Aynı günün akşamı depoya malzeme taşırken, Hamdi beyin benden iki üç yaş büyük olan oğlu Mert arkamdan depoya girdi ve kapıyı kapattı. Sadece bir tane lamba yanacak şekilde diğer bütün ışıkları kapattı. Mert'in bakışları hiç iyiye işaret değildi. Esmer, uzun boylu, anormal derecede iri bir vucudu vardı ve bakışları çok ürkütücüydü. Bana doğru ağır adımlarla yaklaşırken, "Babam malzemeciyle koyu bir sohbete daldı," dedi sırıtarak.

Korkudan titremeye başlamıştım ama Mert'in korktuğumu anlamaması gerekiyordu. Titreyen sesime aldırış etmeden, "Ben onlara bir kahve yapayım," diyerek depodan çıkmak için kapıya yöneldim. Kapının biraz ilerisinde duran çocuk, sertçe kolumdan tutarak, "Boşver şimdi kahveyi," deyince çığlığı bastım. "İmdat, yardım edin!" Avazım çıktığı kadar bağırmaya başlayınca Mert beni sert bir şekilde kendine çekerek kollarının arasına aldıktan sonra bir eliyle ağzımı kapattı.

Bir koluyla bedenimi kendi bedenine kilitlemişti. Kurtulmak için çıpınıyor, kapalı olan ağzımdan boğuk çığlıklar atıyordum. Mert'in iri vücuduna karşı koymak, kırk beş kiloluk cılız bedenim için çok zordu. Kollarının arasında beni deponun karanlık olan tarafına sürüklerken, ağzımı kapattığı elinin içini var gücümle ısırdım. Acı dolu kısık bir inildi çıktı dudaklarından. "Direnme boşuna," derken sesi boğazından boğuk bir şekilde çıkmıştı. Isırdığım elini acıyla ağzımdan çekmişti ama sırtım göğsüne yapışmış bir şekilde diğer eli hâlâ bedenimdeydi.

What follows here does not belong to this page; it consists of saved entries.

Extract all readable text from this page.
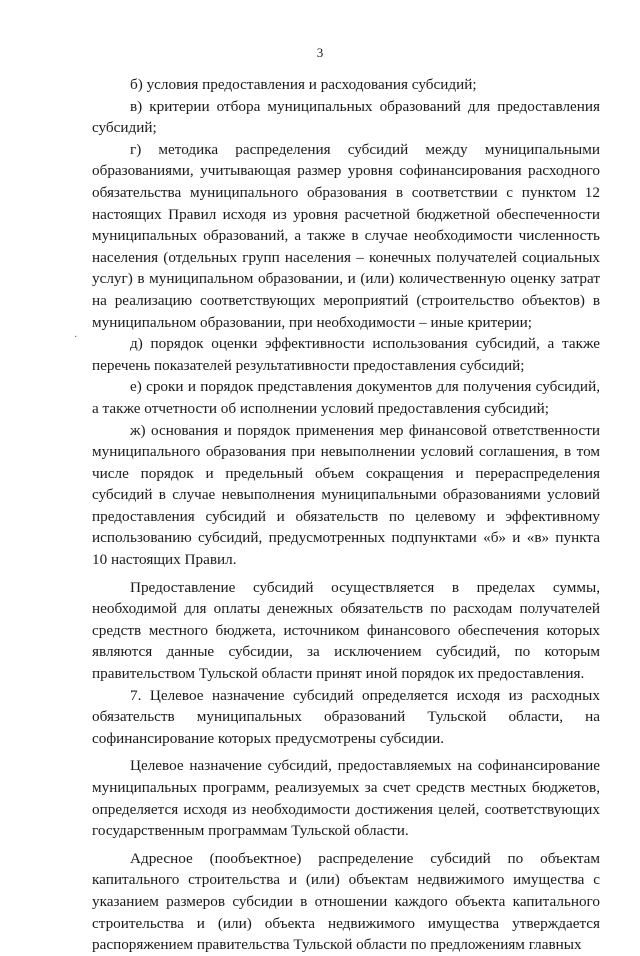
3
·

б) условия предоставления и расходования субсидий;

в) критерии отбора муниципальных образований для предоставления субсидий;

г) методика распределения субсидий между муниципальными образованиями, учитывающая размер уровня софинансирования расходного обязательства муниципального образования в соответствии с пунктом 12 настоящих Правил исходя из уровня расчетной бюджетной обеспеченности муниципальных образований, а также в случае необходимости численность населения (отдельных групп населения – конечных получателей социальных услуг) в муниципальном образовании, и (или) количественную оценку затрат на реализацию соответствующих мероприятий (строительство объектов) в муниципальном образовании, при необходимости – иные критерии;

д) порядок оценки эффективности использования субсидий, а также перечень показателей результативности предоставления субсидий;

е) сроки и порядок представления документов для получения субсидий, а также отчетности об исполнении условий предоставления субсидий;

ж) основания и порядок применения мер финансовой ответственности муниципального образования при невыполнении условий соглашения, в том числе порядок и предельный объем сокращения и перераспределения субсидий в случае невыполнения муниципальными образованиями условий предоставления субсидий и обязательств по целевому и эффективному использованию субсидий, предусмотренных подпунктами «б» и «в» пункта 10 настоящих Правил.

Предоставление субсидий осуществляется в пределах суммы, необходимой для оплаты денежных обязательств по расходам получателей средств местного бюджета, источником финансового обеспечения которых являются данные субсидии, за исключением субсидий, по которым правительством Тульской области принят иной порядок их предоставления.

7. Целевое назначение субсидий определяется исходя из расходных обязательств муниципальных образований Тульской области, на софинансирование которых предусмотрены субсидии.

Целевое назначение субсидий, предоставляемых на софинансирование муниципальных программ, реализуемых за счет средств местных бюджетов, определяется исходя из необходимости достижения целей, соответствующих государственным программам Тульской области.

Адресное (пообъектное) распределение субсидий по объектам капитального строительства и (или) объектам недвижимого имущества с указанием размеров субсидии в отношении каждого объекта капитального строительства и (или) объекта недвижимого имущества утверждается распоряжением правительства Тульской области по предложениям главных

Mert elini çekince bağırmaya devam ettim ve dirseğimle kolunun alt kısmına sert bir şekilde vurdum. "Hamdi bey!"

Mert'le olan mücadelem devam ederken, bir anda kapı açıldı ve Hamdi bey içeri girdi. "Ne oluyor burda?" derken kapının hemen yanındaki duvarda olan düğmeye basıp bütün ışıkları yaktı. Gördüğü manzara karşısında bir kaç saniye hiç bir şey söylemeden bize baktı. Bu sırada Mert beni sırtımdan iterek yere fırlattı. Nefes nefese kalmış bir şekilde düştüğüm yerden bir süre kalkmadan bekledim. Canım yanmıştı ama bu, şu an umrumda bile değildi. Hamdi beyin içeri gelmesiyle Mert'ten kurtulmanın sevinci içerisindeydim. Eğer gelmeseydi bu çam yarmasının elinden kurtulmam imkânsızdı.